Coding

In a first-generation cellular handset, you talk into a microphone and a variable voltage is produced, describing 3 kHz of voice modulated audio bandwidth. The voltage is then FM-modulated onto an RF carrier—an all analog processing chain. In second-generation handsets, you talk into a microphone and the voice is turned into a digital bit stream using waveform encoding. For example, in GSM, a 104 kbps data stream is produced prior to the vocoder. It is the vocoder’s job to reduce this data
rate to, for example, 13 kbps or less without noticeable loss of quality. In the wireline world and in digital cordless phones, this is achieved in the time domain by using time domain compression techniques (exploiting sample-to-sample predictability). These are known as adaptive differential pulse code modulation codecs. They work well in high background noise conditions but suffer quality loss at low codec rates—for example, 16 kbps or below.
The decision was made that digital cellular handsets should use speech synthesis codecs that coded in the frequency domain (see Figure 1.11). The figure shows a female voice saying “der.” Each block represents a 20-ms speech sample. The first block shows the “d,” and the second block shows the “er” described in the time domain (y-axis) and frequency domain (x-axis). Each sample is described in terms of frequency coefficients. Compression is achieved by exploiting similarity between samples.

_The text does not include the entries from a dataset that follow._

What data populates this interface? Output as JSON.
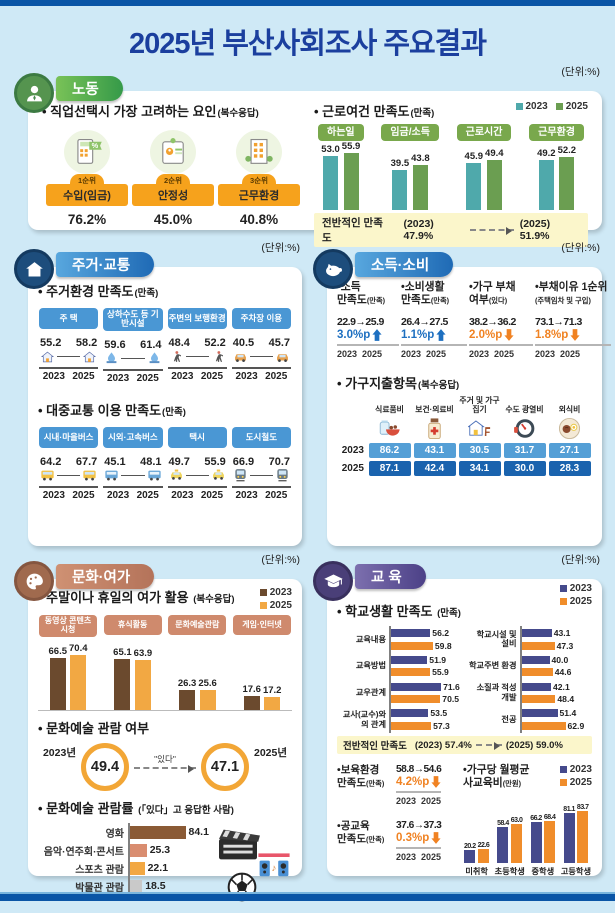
{
  "page": {
    "title": "2025년 부산사회조사 주요결과",
    "unit_label": "(단위:%)"
  },
  "sections": {
    "labor": {
      "title": "노동",
      "job_factors": {
        "heading": "직업선택시 가장 고려하는 요인",
        "note": "(복수응답)",
        "items": [
          {
            "rank": "1순위",
            "label": "수입(임금)",
            "value": "76.2%",
            "icon": "calculator-percent-icon"
          },
          {
            "rank": "2순위",
            "label": "안정성",
            "value": "45.0%",
            "icon": "certificate-icon"
          },
          {
            "rank": "3순위",
            "label": "근무환경",
            "value": "40.8%",
            "icon": "office-building-icon"
          }
        ]
      },
      "work_conditions": {
        "heading": "근로여건 만족도",
        "note": "(만족)",
        "overall_label": "전반적인 만족도",
        "overall_from": "(2023) 47.9%",
        "overall_to": "(2025) 51.9%"
      }
    },
    "housing": {
      "title": "주거·교통",
      "env_heading": "주거환경 만족도",
      "env_note": "(만족)",
      "transit_heading": "대중교통 이용 만족도",
      "transit_note": "(만족)"
    },
    "income": {
      "title": "소득·소비",
      "indicators": [
        {
          "title": "소득",
          "title2": "만족도",
          "note": "(만족)",
          "values": "22.9→25.9",
          "change": "3.0%p",
          "direction": "up",
          "years": "2023  2025"
        },
        {
          "title": "소비생활",
          "title2": "만족도",
          "note": "(만족)",
          "values": "26.4→27.5",
          "change": "1.1%p",
          "direction": "up",
          "years": "2023  2025"
        },
        {
          "title": "가구 부채",
          "title2": "여부",
          "note": "(있다)",
          "values": "38.2→36.2",
          "change": "2.0%p",
          "direction": "down",
          "years": "2023  2025"
        },
        {
          "title": "부채이유 1순위",
          "title2": "",
          "note": "(주택임차 및 구입)",
          "values": "73.1→71.3",
          "change": "1.8%p",
          "direction": "down",
          "years": "2023  2025"
        }
      ],
      "spending_heading": "가구지출항목",
      "spending_note": "(복수응답)"
    },
    "culture": {
      "title": "문화·여가",
      "leisure_heading": "주말이나 휴일의 여가 활용",
      "leisure_note": "(복수응답)",
      "attendance_heading": "문화예술 관람 여부",
      "attendance": {
        "left_year": "2023년",
        "left_value": "49.4",
        "arrow_label": "\"있다\"",
        "right_year": "2025년",
        "right_value": "47.1"
      },
      "rate_heading": "문화예술 관람률",
      "rate_note": "(「있다」고 응답한 사람)"
    },
    "education": {
      "title": "교 육",
      "school_heading": "학교생활 만족도",
      "school_note": "(만족)",
      "overall_label": "전반적인 만족도",
      "overall_from": "(2023) 57.4%",
      "overall_to": "(2025) 59.0%",
      "childcare": {
        "title": "보육환경",
        "title2": "만족도",
        "note": "(만족)",
        "values": "58.8→54.6",
        "change": "4.2%p",
        "direction": "down",
        "years": "2023  2025"
      },
      "public_edu": {
        "title": "공교육",
        "title2": "만족도",
        "note": "(만족)",
        "values": "37.6→37.3",
        "change": "0.3%p",
        "direction": "down",
        "years": "2023  2025"
      },
      "private_heading": "가구당 월평균",
      "private_heading2": "사교육비",
      "private_note": "(만원)"
    }
  },
  "chart_data": [
    {
      "id": "job_factors",
      "type": "bar",
      "title": "직업선택시 가장 고려하는 요인(복수응답)",
      "categories": [
        "수입(임금)",
        "안정성",
        "근무환경"
      ],
      "values": [
        76.2,
        45.0,
        40.8
      ]
    },
    {
      "id": "work_conditions",
      "type": "bar",
      "title": "근로여건 만족도(만족)",
      "categories": [
        "하는일",
        "임금/소득",
        "근로시간",
        "근무환경"
      ],
      "series": [
        {
          "name": "2023",
          "values": [
            53.0,
            39.5,
            45.9,
            49.2
          ]
        },
        {
          "name": "2025",
          "values": [
            55.9,
            43.8,
            49.4,
            52.2
          ]
        }
      ],
      "colors": [
        "#4fa9ab",
        "#6b9e51"
      ],
      "ylim": [
        0,
        60
      ],
      "annotation": "전반적인 만족도 (2023) 47.9% → (2025) 51.9%"
    },
    {
      "id": "housing_env",
      "type": "line",
      "title": "주거환경 만족도(만족)",
      "categories": [
        "주 택",
        "상하수도 등 기반시설",
        "주변의 보행환경",
        "주차장 이용"
      ],
      "icons": [
        "house-icon",
        "water-infra-icon",
        "pedestrian-icon",
        "car-icon"
      ],
      "series": [
        {
          "name": "2023",
          "values": [
            55.2,
            59.6,
            48.4,
            40.5
          ]
        },
        {
          "name": "2025",
          "values": [
            58.2,
            61.4,
            52.2,
            45.7
          ]
        }
      ]
    },
    {
      "id": "transit",
      "type": "line",
      "title": "대중교통 이용 만족도(만족)",
      "categories": [
        "시내·마을버스",
        "시외·고속버스",
        "택시",
        "도시철도"
      ],
      "icons": [
        "city-bus-icon",
        "express-bus-icon",
        "taxi-icon",
        "metro-icon"
      ],
      "series": [
        {
          "name": "2023",
          "values": [
            64.2,
            45.1,
            49.7,
            66.9
          ]
        },
        {
          "name": "2025",
          "values": [
            67.7,
            48.1,
            55.9,
            70.7
          ]
        }
      ]
    },
    {
      "id": "income_indicators",
      "type": "table",
      "title": "소득·소비 주요 지표(%)",
      "columns": [
        "소득 만족도(만족)",
        "소비생활 만족도(만족)",
        "가구 부채 여부(있다)",
        "부채이유 1순위(주택임차 및 구입)"
      ],
      "rows": [
        {
          "name": "2023",
          "values": [
            22.9,
            26.4,
            38.2,
            73.1
          ]
        },
        {
          "name": "2025",
          "values": [
            25.9,
            27.5,
            36.2,
            71.3
          ]
        },
        {
          "name": "변화(%p)",
          "values": [
            3.0,
            1.1,
            -2.0,
            -1.8
          ]
        }
      ]
    },
    {
      "id": "spending",
      "type": "table",
      "title": "가구지출항목(복수응답)",
      "columns": [
        "식료품비",
        "보건·의료비",
        "주거 및 가구집기",
        "수도 광열비",
        "외식비"
      ],
      "icons": [
        "food-jar-icon",
        "medicine-icon",
        "furnishing-icon",
        "utility-meter-icon",
        "dining-icon"
      ],
      "rows": [
        {
          "name": "2023",
          "values": [
            86.2,
            43.1,
            30.5,
            31.7,
            27.1
          ]
        },
        {
          "name": "2025",
          "values": [
            87.1,
            42.4,
            34.1,
            30.0,
            28.3
          ]
        }
      ],
      "row_colors": [
        "#549fd6",
        "#1a63ae"
      ]
    },
    {
      "id": "leisure",
      "type": "bar",
      "title": "주말이나 휴일의 여가 활용(복수응답)",
      "categories": [
        "동영상 콘텐츠 시청",
        "휴식활동",
        "문화예술관람",
        "게임·인터넷"
      ],
      "series": [
        {
          "name": "2023",
          "values": [
            66.5,
            65.1,
            26.3,
            17.6
          ]
        },
        {
          "name": "2025",
          "values": [
            70.4,
            63.9,
            25.6,
            17.2
          ]
        }
      ],
      "colors": [
        "#6b4a2e",
        "#f2a843"
      ]
    },
    {
      "id": "art_attendance",
      "type": "line",
      "title": "문화예술 관람 여부(있다)",
      "categories": [
        "2023년",
        "2025년"
      ],
      "values": [
        49.4,
        47.1
      ]
    },
    {
      "id": "attendance_rate",
      "type": "bar",
      "orientation": "horizontal",
      "title": "문화예술 관람률(「있다」고 응답한 사람)",
      "categories": [
        "영화",
        "음악·연주회·콘서트",
        "스포츠 관람",
        "박물관 관람"
      ],
      "values": [
        84.1,
        25.3,
        22.1,
        18.5
      ],
      "bar_colors": [
        "#8a5a35",
        "#d98d70",
        "#f2a843",
        "#c9c9c9"
      ]
    },
    {
      "id": "school_life_left",
      "type": "bar",
      "orientation": "horizontal",
      "title": "학교생활 만족도(만족) - 1",
      "categories": [
        "교육내용",
        "교육방법",
        "교우관계",
        "교사(교수)와의 관계"
      ],
      "series": [
        {
          "name": "2023",
          "values": [
            56.2,
            51.9,
            71.6,
            53.5
          ]
        },
        {
          "name": "2025",
          "values": [
            59.8,
            55.9,
            70.5,
            57.3
          ]
        }
      ],
      "colors": [
        "#454a8c",
        "#f08d2b"
      ]
    },
    {
      "id": "school_life_right",
      "type": "bar",
      "orientation": "horizontal",
      "title": "학교생활 만족도(만족) - 2",
      "categories": [
        "학교시설 및 설비",
        "학교주변 환경",
        "소질과 적성 개발",
        "전공"
      ],
      "series": [
        {
          "name": "2023",
          "values": [
            43.1,
            40.0,
            42.1,
            51.4
          ]
        },
        {
          "name": "2025",
          "values": [
            47.3,
            44.6,
            48.4,
            62.9
          ]
        }
      ],
      "colors": [
        "#454a8c",
        "#f08d2b"
      ]
    },
    {
      "id": "education_indicators",
      "type": "table",
      "title": "보육·공교육 만족도(%)",
      "columns": [
        "보육환경 만족도(만족)",
        "공교육 만족도(만족)"
      ],
      "rows": [
        {
          "name": "2023",
          "values": [
            58.8,
            37.6
          ]
        },
        {
          "name": "2025",
          "values": [
            54.6,
            37.3
          ]
        },
        {
          "name": "변화(%p)",
          "values": [
            -4.2,
            -0.3
          ]
        }
      ]
    },
    {
      "id": "private_edu",
      "type": "bar",
      "title": "가구당 월평균 사교육비(만원)",
      "categories": [
        "미취학",
        "초등학생",
        "중학생",
        "고등학생"
      ],
      "series": [
        {
          "name": "2023",
          "values": [
            20.2,
            58.4,
            66.2,
            81.1
          ]
        },
        {
          "name": "2025",
          "values": [
            22.6,
            63.0,
            68.4,
            83.7
          ]
        }
      ],
      "colors": [
        "#454a8c",
        "#f08d2b"
      ]
    }
  ]
}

In the receiver, the frequency coefficients are used to rebuild, or synthesize, the harmonic structure of the original voice sample. The more processing power used in the codec, the better the quality for a given compression ratio. Alternatively, rather than synthesize waveforms, waveforms can be prestored and fetched and inserted as needed in the decoder. This reduces processor overhead but
increases memory bandwidth in the vocoder. These codecs are known as codebook codecs or more precisely codebook excitation linear prediction (CELP) codecs. Codecs used in present CDMA handsets and most future handsets are CELP codecs. Voice codecs are also becoming variable rate, either switchable (for coverage or capacity gain) or adaptive (the codec rate varies according to the dynamic range of the input waveform). The objective of all codecs is to use processor bandwidth to reduce transmission bandwidth. Speech synthesis codecs and codebook codecs can deliver
compression ratios of 8:1 or more without significant loss of quality. 3G handsets add in MPEG-4 encoders/decoders to support image and video processing. In common with vocoders, these video codecs use time domain to frequency domain transforms (specifically, a discrete cosine transform) to identify redundancy in the input image waveform. As we will see, video codecs are capable of delivering compression ratios of 40:1 or more with tolerable image quality. Fourth-generation digital encoders will add in embedded rendering and mesh coding techniques to support motion prediction, motion estimation, and motion compensation.